In light of the blog, “Reflections on the Multiplier Effects of Love in Enhancing the Health and Wellness of Local Communities

I believe the mathematical expression in the above link should be refined to include love as one of its essential elements:

Compounding BHI Effects in a Smart Collaborative Innovation Network (S-COIN) (Initial 90 day trial) leading to Community Wide BHI Advantage.

∑=(f) (BHI_p1(Δ+) x BHI-p_2(Δ+)…… x BHI p_50(Δ+) X (OSE Δ) X PFM (Pay Forward Multiplier) BHI Platform Effect X S (Synchronicity) X L (Love) where (t)=90…. n.

In this formula:
∑ = sum
(t) = 90 refers to the initial period of the experiment, i.e. 90 days
BHI Δ = each explorer’s BHI which is continuously increasing.

Open System Energy Increase = (OSE Δ) = where positive energy, in particular the subtle energy source of qi within the Explorers Community is continuously increasing.

PFM (Pay Forward Multiplier)–where each explorer passes on a part of the benefits he or she is receiving without seeking reward or recompense.

BHI Platform Effect—where the Platform itself becomes increasingly intelligent and interacts with and supports the individual and collective explorers journey(s) in many ways. (See Section V.)

Synchronicity—an increase in seemingly chance but meaningful events.
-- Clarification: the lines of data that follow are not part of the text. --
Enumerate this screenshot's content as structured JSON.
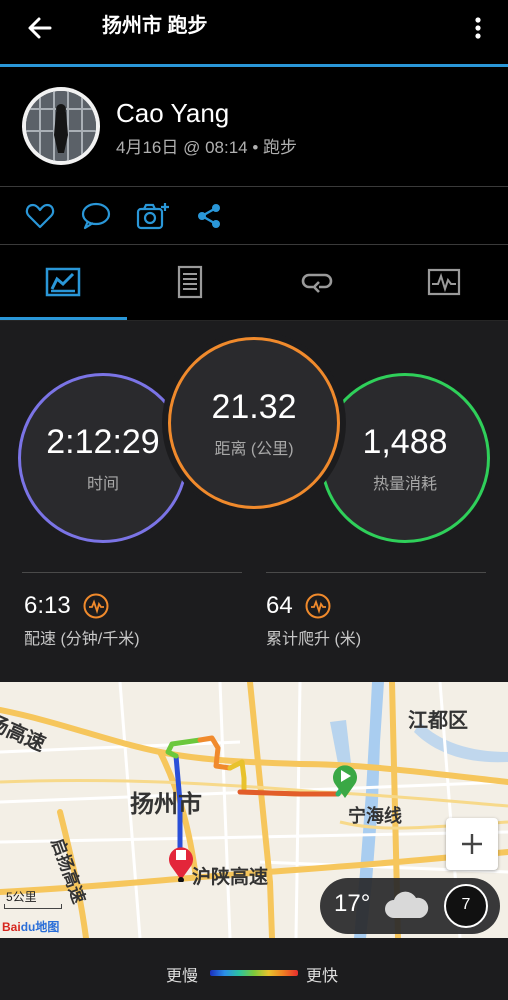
{
  "header": {
    "title": "扬州市 跑步"
  },
  "profile": {
    "name": "Cao Yang",
    "meta": "4月16日 @ 08:14 • 跑步"
  },
  "actions": [
    "heart-icon",
    "comment-icon",
    "add-photo-icon",
    "share-icon"
  ],
  "tabs": [
    {
      "name": "overview",
      "icon": "stats-card-icon",
      "active": true
    },
    {
      "name": "details",
      "icon": "document-list-icon",
      "active": false
    },
    {
      "name": "laps",
      "icon": "laps-loop-icon",
      "active": false
    },
    {
      "name": "charts",
      "icon": "graph-chart-icon",
      "active": false
    }
  ],
  "stats": {
    "time": {
      "value": "2:12:29",
      "label": "时间"
    },
    "distance": {
      "value": "21.32",
      "label": "距离 (公里)"
    },
    "calories": {
      "value": "1,488",
      "label": "热量消耗"
    },
    "pace": {
      "value": "6:13",
      "label": "配速 (分钟/千米)"
    },
    "elevation": {
      "value": "64",
      "label": "累计爬升 (米)"
    }
  },
  "map": {
    "labels": {
      "expressway_left": "扬高速",
      "district": "江都区",
      "city": "扬州市",
      "line": "宁海线",
      "qiyang": "启扬高速",
      "hushan": "沪陕高速"
    },
    "scale": "5公里",
    "provider": {
      "bai": "Bai",
      "du": "du",
      "tu": "地图"
    },
    "weather": {
      "temp": "17°",
      "icon": "cloud-icon",
      "zoom_level": "7"
    },
    "zoom_in": "+"
  },
  "legend": {
    "slow": "更慢",
    "fast": "更快"
  },
  "colors": {
    "accent": "#2a97d8",
    "time_ring": "#7b74e6",
    "distance_ring": "#f08a2c",
    "calories_ring": "#2fd05a",
    "action_icons": "#2a97d8"
  }
}
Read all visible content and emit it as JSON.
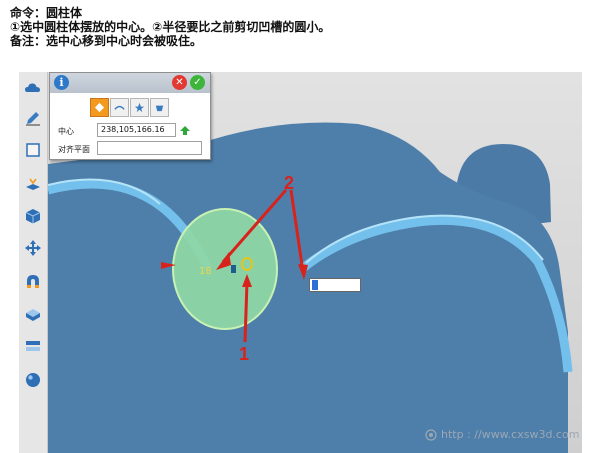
{
  "notes": {
    "line1": "命令：圆柱体",
    "line2": "①选中圆柱体摆放的中心。②半径要比之前剪切凹槽的圆小。",
    "line3": "备注：选中心移到中心时会被吸住。"
  },
  "toolbar": {
    "icons": [
      "cloud-icon",
      "pen-icon",
      "square-icon",
      "stack-icon",
      "cube-icon",
      "move-icon",
      "magnet-icon",
      "surface-icon",
      "layer-icon",
      "sphere-icon"
    ]
  },
  "panel": {
    "info_glyph": "i",
    "close_glyph": "✕",
    "ok_glyph": "✓",
    "center_label": "中心",
    "center_value": "238,105,166.16",
    "align_plane_label": "对齐平面",
    "align_plane_value": ""
  },
  "viewport": {
    "dimension_value": "18",
    "radius_value": "",
    "callout_1": "1",
    "callout_2": "2"
  },
  "watermark": {
    "text": "http : //www.cxsw3d.com"
  },
  "colors": {
    "model_blue": "#4e7faa",
    "rim_blue": "#73c0ec",
    "cylinder_green": "#8fd8a6",
    "callout_red": "#d8231c",
    "active_orange": "#f39a1e"
  }
}
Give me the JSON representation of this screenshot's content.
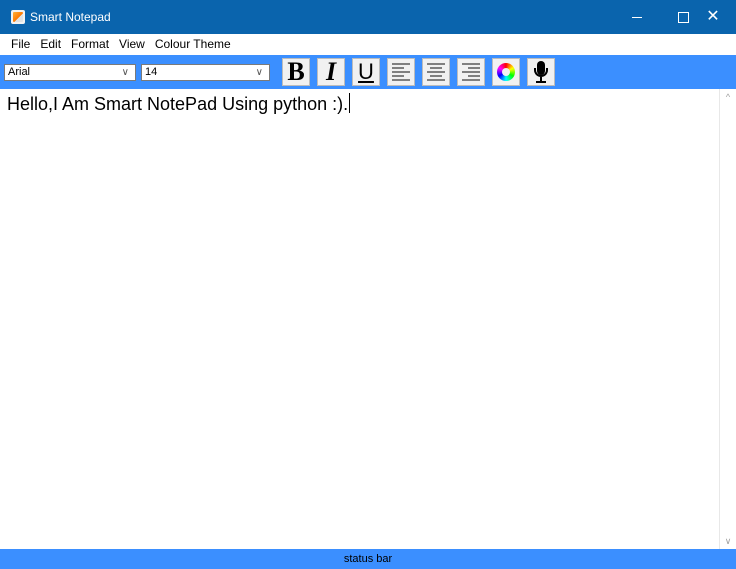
{
  "window": {
    "title": "Smart Notepad",
    "app_icon": "notepad-icon",
    "controls": {
      "minimize": "minimize-icon",
      "maximize": "maximize-icon",
      "close_glyph": "✕"
    }
  },
  "menu": {
    "items": [
      {
        "label": "File"
      },
      {
        "label": "Edit"
      },
      {
        "label": "Format"
      },
      {
        "label": "View"
      },
      {
        "label": "Colour Theme"
      }
    ]
  },
  "toolbar": {
    "font_family": {
      "value": "Arial"
    },
    "font_size": {
      "value": "14"
    },
    "dropdown_glyph": "∨",
    "buttons": {
      "bold": "B",
      "italic": "I",
      "underline": "U",
      "align_left": "align-left-icon",
      "align_center": "align-center-icon",
      "align_right": "align-right-icon",
      "colour": "colour-wheel-icon",
      "microphone": "microphone-icon"
    },
    "background_color": "#3b8fff"
  },
  "editor": {
    "content": "Hello,I Am Smart NotePad Using python :)."
  },
  "scrollbar": {
    "up_glyph": "^",
    "down_glyph": "∨"
  },
  "status_bar": {
    "text": "status bar",
    "background_color": "#3b8fff"
  },
  "colors": {
    "title_bar": "#0a64ad",
    "toolbar": "#3b8fff"
  }
}
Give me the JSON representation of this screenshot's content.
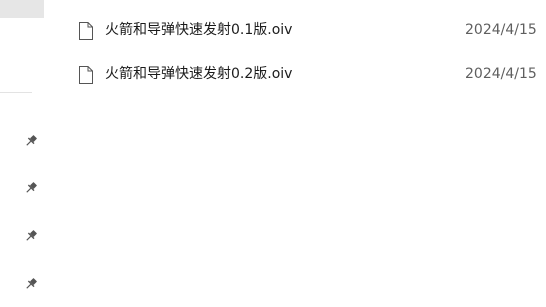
{
  "nav": {
    "pinned_icon": "pin-icon"
  },
  "files": [
    {
      "icon": "file-icon",
      "name": "火箭和导弹快速发射0.1版.oiv",
      "date": "2024/4/15"
    },
    {
      "icon": "file-icon",
      "name": "火箭和导弹快速发射0.2版.oiv",
      "date": "2024/4/15"
    }
  ],
  "colors": {
    "selected_bg": "#e6e6e6",
    "text": "#1b1b1b",
    "secondary_text": "#5f5f5f",
    "icon_stroke": "#555555"
  }
}
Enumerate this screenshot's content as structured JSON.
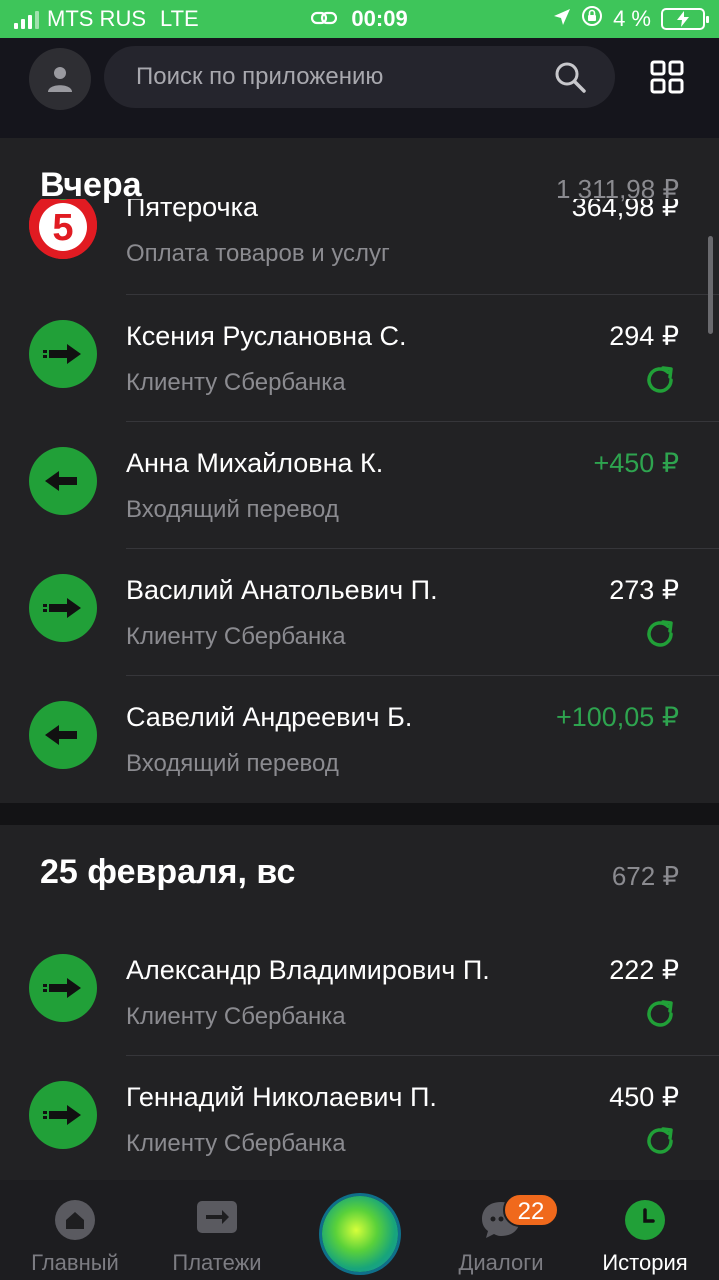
{
  "status_bar": {
    "carrier": "MTS RUS",
    "network": "LTE",
    "time": "00:09",
    "battery": "4 %"
  },
  "search": {
    "placeholder": "Поиск по приложению"
  },
  "colors": {
    "accent": "#21a038",
    "status_bar": "#3ec55a",
    "incoming_amount": "#2ea44f",
    "badge": "#f0691c"
  },
  "sections": [
    {
      "title": "Вчера",
      "total": "1 311,98 ₽",
      "transactions": [
        {
          "name": "Пятерочка",
          "subtitle": "Оплата товаров и услуг",
          "amount": "364,98 ₽",
          "icon": "pyaterochka-logo"
        },
        {
          "name": "Ксения Руслановна С.",
          "subtitle": "Клиенту Сбербанка",
          "amount": "294 ₽",
          "icon": "arrow-right-icon"
        },
        {
          "name": "Анна Михайловна К.",
          "subtitle": "Входящий перевод",
          "amount": "+450 ₽",
          "icon": "arrow-left-icon"
        },
        {
          "name": "Василий Анатольевич П.",
          "subtitle": "Клиенту Сбербанка",
          "amount": "273 ₽",
          "icon": "arrow-right-icon"
        },
        {
          "name": "Савелий Андреевич Б.",
          "subtitle": "Входящий перевод",
          "amount": "+100,05 ₽",
          "icon": "arrow-left-icon"
        }
      ]
    },
    {
      "title": "25 февраля, вс",
      "total": "672 ₽",
      "transactions": [
        {
          "name": "Александр Владимирович П.",
          "subtitle": "Клиенту Сбербанка",
          "amount": "222 ₽",
          "icon": "arrow-right-icon"
        },
        {
          "name": "Геннадий Николаевич П.",
          "subtitle": "Клиенту Сбербанка",
          "amount": "450 ₽",
          "icon": "arrow-right-icon"
        }
      ]
    }
  ],
  "bottom_nav": {
    "home": "Главный",
    "payments": "Платежи",
    "dialogs": "Диалоги",
    "dialogs_badge": "22",
    "history": "История"
  }
}
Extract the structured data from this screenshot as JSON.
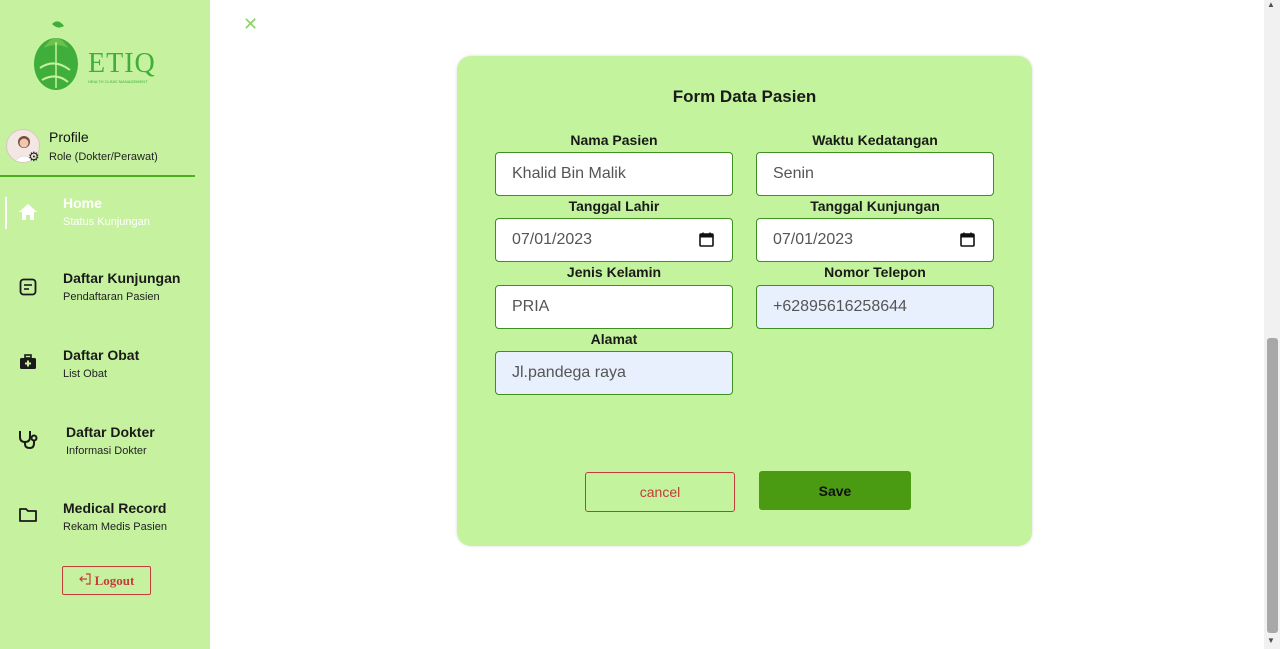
{
  "sidebar": {
    "logo": {
      "text": "ETIQ",
      "tagline": "HEALTH CLINIC MANAGEMENT"
    },
    "profile": {
      "name": "Profile",
      "role": "Role (Dokter/Perawat)"
    },
    "items": [
      {
        "title": "Home",
        "subtitle": "Status Kunjungan",
        "icon": "home-icon",
        "active": true
      },
      {
        "title": "Daftar Kunjungan",
        "subtitle": "Pendaftaran Pasien",
        "icon": "note-icon",
        "active": false
      },
      {
        "title": "Daftar Obat",
        "subtitle": "List Obat",
        "icon": "medkit-icon",
        "active": false
      },
      {
        "title": "Daftar Dokter",
        "subtitle": "Informasi Dokter",
        "icon": "stethoscope-icon",
        "active": false
      },
      {
        "title": "Medical Record",
        "subtitle": "Rekam Medis Pasien",
        "icon": "folder-icon",
        "active": false
      }
    ],
    "logout_label": "Logout"
  },
  "form": {
    "title": "Form Data Pasien",
    "fields": {
      "nama_pasien": {
        "label": "Nama Pasien",
        "value": "Khalid Bin Malik"
      },
      "waktu_kedatangan": {
        "label": "Waktu Kedatangan",
        "value": "Senin"
      },
      "tanggal_lahir": {
        "label": "Tanggal Lahir",
        "value": "07/01/2023"
      },
      "tanggal_kunjungan": {
        "label": "Tanggal Kunjungan",
        "value": "07/01/2023"
      },
      "jenis_kelamin": {
        "label": "Jenis Kelamin",
        "value": "PRIA"
      },
      "nomor_telepon": {
        "label": "Nomor Telepon",
        "value": "+62895616258644"
      },
      "alamat": {
        "label": "Alamat",
        "value": "Jl.pandega raya"
      }
    },
    "cancel_label": "cancel",
    "save_label": "Save"
  },
  "colors": {
    "sidebar_bg": "#c6f2a0",
    "card_bg": "#c3f39d",
    "save_bg": "#4a9a12",
    "cancel_border": "#c43c3c",
    "autofill_bg": "#e8f0fe"
  }
}
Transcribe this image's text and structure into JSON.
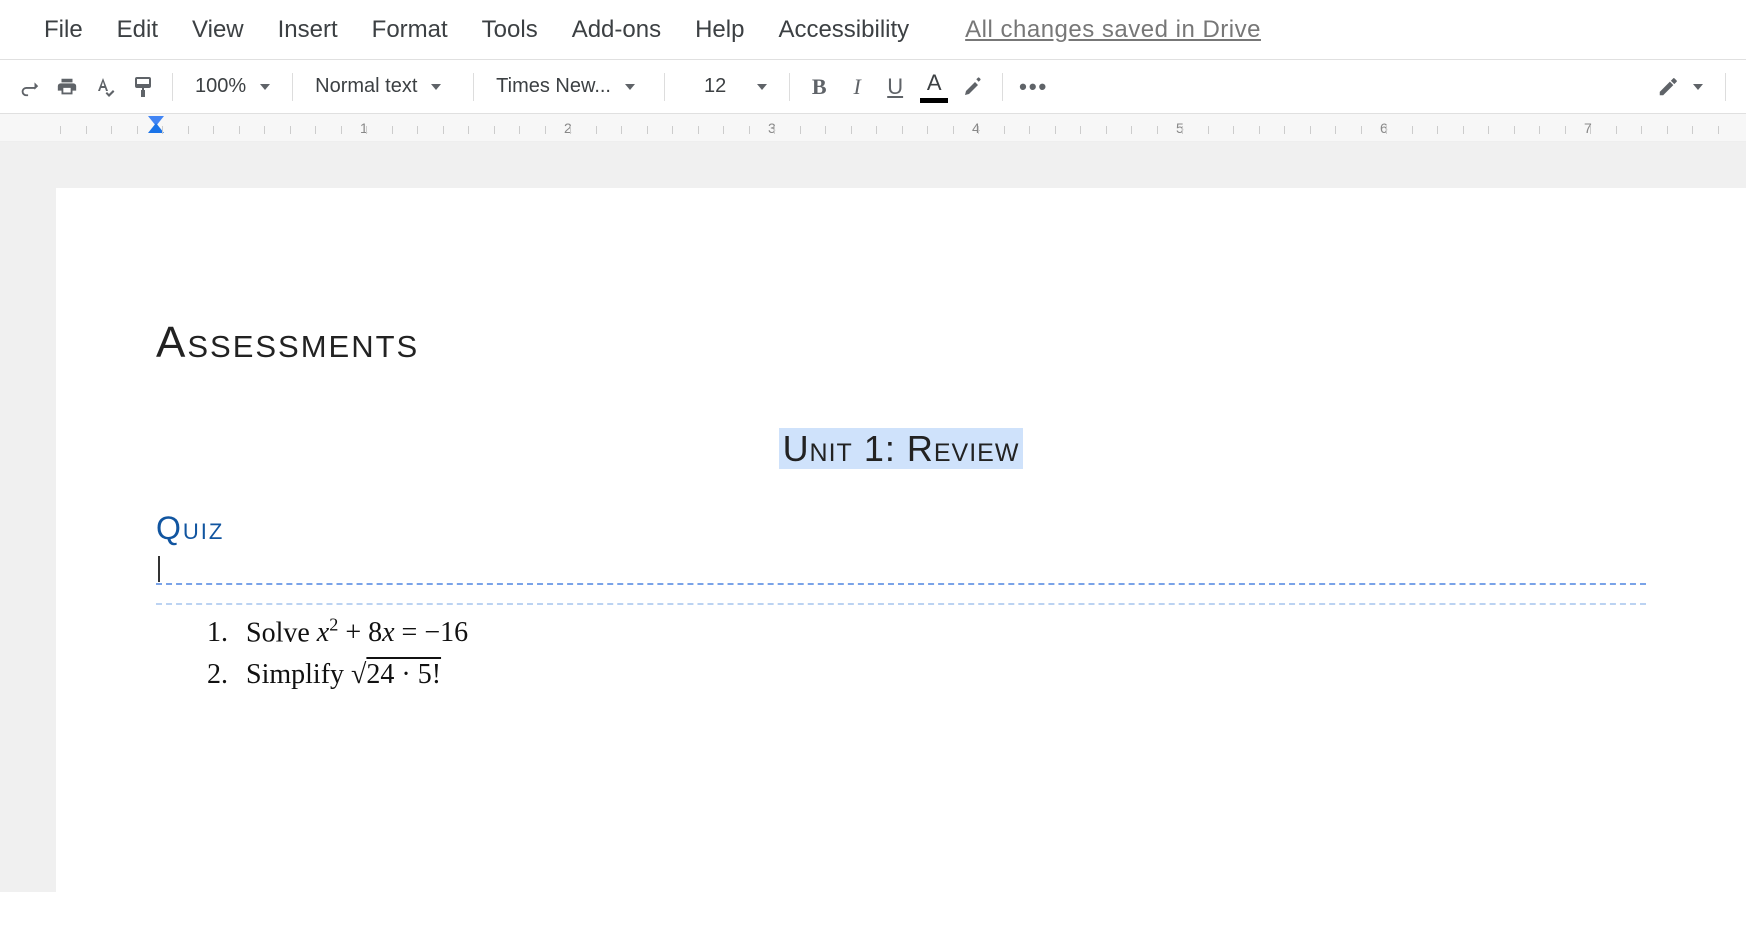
{
  "menu": {
    "file": "File",
    "edit": "Edit",
    "view": "View",
    "insert": "Insert",
    "format": "Format",
    "tools": "Tools",
    "addons": "Add-ons",
    "help": "Help",
    "accessibility": "Accessibility",
    "save_status": "All changes saved in Drive"
  },
  "toolbar": {
    "zoom": "100%",
    "style": "Normal text",
    "font": "Times New...",
    "font_size": "12",
    "bold_glyph": "B",
    "italic_glyph": "I",
    "underline_glyph": "U",
    "text_color_glyph": "A",
    "more": "•••"
  },
  "ruler": {
    "ticks": [
      "1",
      "2",
      "3",
      "4",
      "5",
      "6",
      "7"
    ]
  },
  "doc": {
    "title": "Assessments",
    "section_title": "Unit 1: Review",
    "sub_title": "Quiz",
    "q1_num": "1.",
    "q1_label": "Solve ",
    "q1_math_html": "x² + 8x = −16",
    "q2_num": "2.",
    "q2_label": "Simplify ",
    "q2_math_html": "√24 · 5!"
  }
}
It is not certain whether Synchronicity is simply an expression or a contributing cause of the Laughing Heart/BHI Effect or both.

Love—where the multiplying effects of love are dynamically at play, including its influence on how a community’s money and other assets are valued and used.

Further notes:

  • The concept of a BHI Collaborative Innovation Network (COIN) delivering community-wide advantage based on the multiple of the above elements builds upon the core principle of Metcalfe’s law which states that the value of a telecommunications network is proportional to the square of the number of connected users of the system (n2).
  • BHI COINS are ripe for monetizing volunteering through the use of blockchain and cryptocurrency. It is estimated that the yearly value of volunteering in the UK and the US alone is in the $ billions.